From the outside, antitrust prosecutions appear to seek competitive behaviors that are scrupulously “fair” among competitors. But no two competing companies have identical assets, experience, intellectual property, employee and leader skills, customers, or even identical goals. Their path forward depends on how well their strategy anticipates the live marketplace and on their skill in adapting to unforeseen events. Antitrust officials can offer a “level playing field” in only the crudest sense. At best, their help means a chance to prosper. It does not mean a guarantee of equal or even similar results. When antitrust officials hear complaints, they sometimes forget that they cannot and should not see fairness as equality in outcome.

The European Union (EU) seems determined to “school” some of the largest, most successful US technology firms on what antitrust and privacy mean on the right side of the Atlantic. The EU’s antitrust officials have been investigating complaints about the competitive behaviors of Google, Microsoft, Apple, Amazon and Qualcomm. Yesterday, the EU threw out a 15-year old agreement that allowed tech firms to move Internet data between countries.  The change is a direct threat to U.S. high tech firms.

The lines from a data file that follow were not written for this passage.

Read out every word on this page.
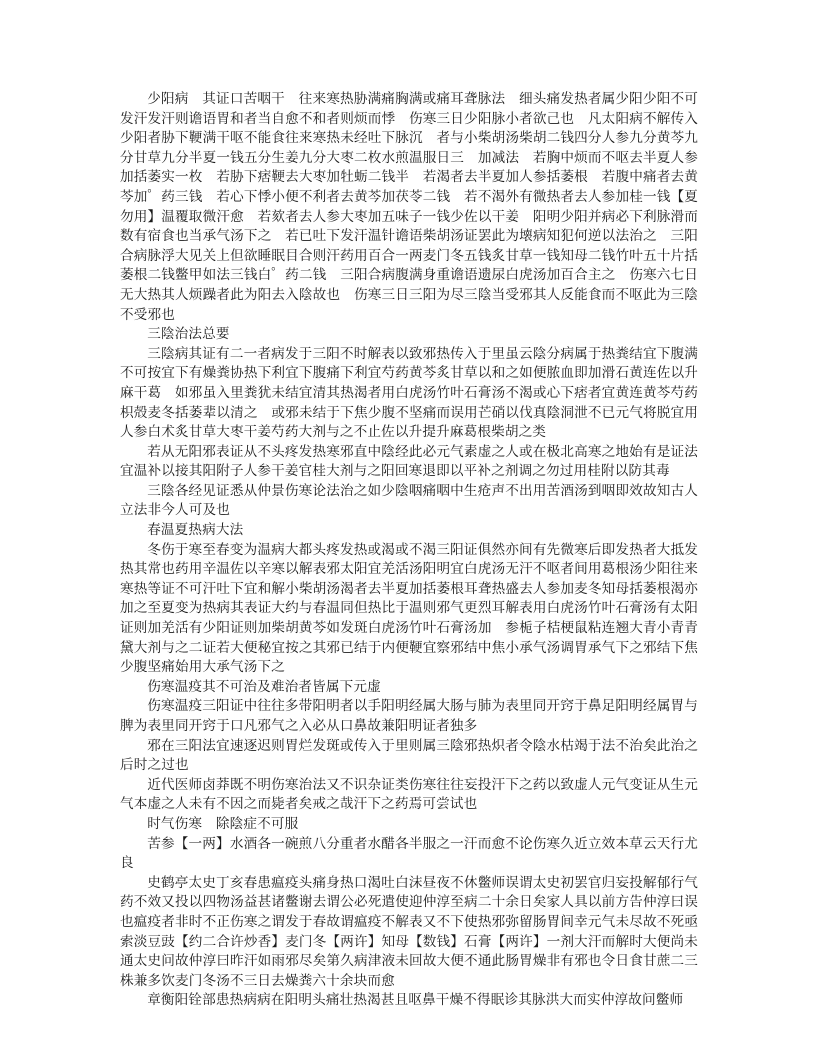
少阳病　其证口苦咽干　往来寒热胁满痛胸满或痛耳聋脉法　细头痛发热者属少阳少阳不可发汗发汗则谵语胃和者当自愈不和者则烦而悸　伤寒三日少阳脉小者欲己也　凡太阳病不解传入少阳者胁下鞕满干呕不能食往来寒热未经吐下脉沉　者与小柴胡汤柴胡二钱四分人参九分黄芩九分甘草九分半夏一钱五分生姜九分大枣二枚水煎温服日三　加减法　若胸中烦而不呕去半夏人参加括萎实一枚　若胁下痞鞕去大枣加牡蛎二钱半　若渴者去半夏加人参括萎根　若腹中痛者去黄芩加゜药三钱　若心下悸小便不利者去黄芩加茯苓二钱　若不渴外有微热者去人参加桂一钱【夏勿用】温覆取微汗愈　若欬者去人参大枣加五味子一钱少佐以干姜　阳明少阳并病必下利脉滑而数有宿食也当承气汤下之　若已吐下发汗温针谵语柴胡汤证罢此为壊病知犯何逆以法治之　三阳合病脉浮大见关上但欲睡眠目合则汗药用百合一两麦门冬五钱炙甘草一钱知母二钱竹叶五十片括萎根二钱鳖甲如法三钱白゜药二钱　三阳合病腹满身重谵语遗尿白虎汤加百合主之　伤寒六七日无大热其人烦躁者此为阳去入陰故也　伤寒三日三阳为尽三陰当受邪其人反能食而不呕此为三陰不受邪也

三陰治法总要

三陰病其证有二一者病发于三阳不时解表以致邪热传入于里虽云陰分病属于热粪结宜下腹满不可按宜下有燥粪协热下利宜下腹痛下利宜芍药黄芩炙甘草以和之如便脓血即加滑石黄连佐以升麻干葛　如邪虽入里粪犹未结宜清其热渴者用白虎汤竹叶石膏汤不渴或心下痞者宜黄连黄芩芍药枳殻麦冬括萎辈以清之　或邪未结于下焦少腹不坚痛而误用芒硝以伐真陰洞泄不已元气将脱宜用人参白术炙甘草大枣干姜芍药大剂与之不止佐以升提升麻葛根柴胡之类

若从无阳邪表证从不头疼发热寒邪直中陰经此必元气素虚之人或在极北高寒之地始有是证法宜温补以接其阳附子人参干姜官桂大剂与之阳回寒退即以平补之剂调之勿过用桂附以防其毒

三陰各经见证悉从仲景伤寒论法治之如少陰咽痛咽中生疮声不出用苦酒汤到咽即效故知古人立法非今人可及也

春温夏热病大法

冬伤于寒至春变为温病大都头疼发热或渴或不渴三阳证俱然亦间有先微寒后即发热者大抵发热其常也药用辛温佐以辛寒以解表邪太阳宜羌活汤阳明宜白虎汤无汗不呕者间用葛根汤少阳往来寒热等证不可汗吐下宜和解小柴胡汤渴者去半夏加括萎根耳聋热盛去人参加麦冬知母括萎根渴亦加之至夏变为热病其表证大约与春温同但热比于温则邪气更烈耳解表用白虎汤竹叶石膏汤有太阳证则加羌活有少阳证则加柴胡黄芩如发斑白虎汤竹叶石膏汤加　参栀子桔梗鼠粘连翘大青小青青黛大剂与之二证若大便秘宜按之其邪已结于内便鞕宜察邪结中焦小承气汤调胃承气下之邪结下焦少腹坚痛始用大承气汤下之

伤寒温疫其不可治及难治者皆属下元虚

伤寒温疫三阳证中往往多带阳明者以手阳明经属大肠与肺为表里同开窍于鼻足阳明经属胃与脾为表里同开窍于口凡邪气之入必从口鼻故兼阳明证者独多

邪在三阳法宜速逐迟则胃烂发斑或传入于里则属三陰邪热炽者令陰水枯竭于法不治矣此治之后时之过也

近代医师卤莽既不明伤寒治法又不识杂证类伤寒往往妄投汗下之药以致虚人元气变证从生元气本虚之人未有不因之而毙者矣戒之哉汗下之药焉可尝试也

时气伤寒　除陰症不可服

苦参【一两】水酒各一碗煎八分重者水醋各半服之一汗而愈不论伤寒久近立效本草云天行尤良

史鹤亭太史丁亥春患瘟疫头痛身热口渴吐白沫昼夜不休鳖师误谓太史初罢官归妄投解郁行气药不效又投以四物汤益甚诸鳖谢去谓公必死遣使迎仲淳至病二十余日矣家人具以前方告仲淳曰误也瘟疫者非时不正伤寒之谓发于春故谓瘟疫不解表又不下使热邪弥留肠胃间幸元气未尽故不死亟索淡豆豉【约二合许炒香】麦门冬【两许】知母【数钱】石膏【两许】一剂大汗而解时大便尚未通太史问故仲淳曰昨汗如雨邪尽矣第久病津液未回故大便不通此肠胃燥非有邪也令日食甘蔗二三株兼多饮麦门冬汤不三日去燥粪六十余块而愈

章衡阳铨部患热病病在阳明头痛壮热渴甚且呕鼻干燥不得眠诊其脉洪大而实仲淳故问鳖师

In the past, the EU claims a firm abused its dominant position. These US firms hold significant market shares earned over decades in the US and in other high-tech economies where they competed against other best-in-class firms. Their success in the EU is no surprise to given their nimbleness and innovation in competitive markets of the US high technology sector.

The outstanding innovations, scale and efficiency of Google, Microsoft, Apple, Amazon and Qualcomm in their respective fields can explain their competitive success against the EU’s homegrown rivals. Naturally, US firms recommend the high quality relevant products from their own affiliates. Those will benefit the customer. Pricing equipment near cost in order to sell a larger quantity also benefits the customer. Asking what price you need to beat to get the business is a question whose answer will also benefit the customer. These behaviors are not antitrust violations, rather they are the tactics of confident sales teams. Forcibly halting recommendations of good products will not be in EU consumers’ interest. Hobbling US firms’ customer service will advantage only the homegrown EU tech firms who have failed to earn a strong following among EU consumers.

The EU’s antitrust thinking seems obsessed with de-linking search and software operating systems products – forcing consumers to think through several related choices. This may conform to a regulators abstract view of the market, but most travelers want the flight itinerary and price in one step. If they want the information broken up into stages, they are savvy enough to search for it in stages.

The US suffered from de-linking philosophy in a market redesigned by its antitrust court. The court forced consumers to choose separate local telecom providers, separate Internet service providers and separate “interLATA” long distance carriers. The goal was to provide all competitors with a path to equal success, even for those competitors who lacked the capital, experience, or scale needed to serve the customers. Regulatory officials at the state and federal levels embroidered the court-ordered structure into a truly cumbersome mess that was hostile to consumers’ interests.

The only beneficiaries of preventing seamless interconnection in America were antitrust attorneys and lobbyists. Let’s hope that EU officials spare their consumers a repeat of that lunacy.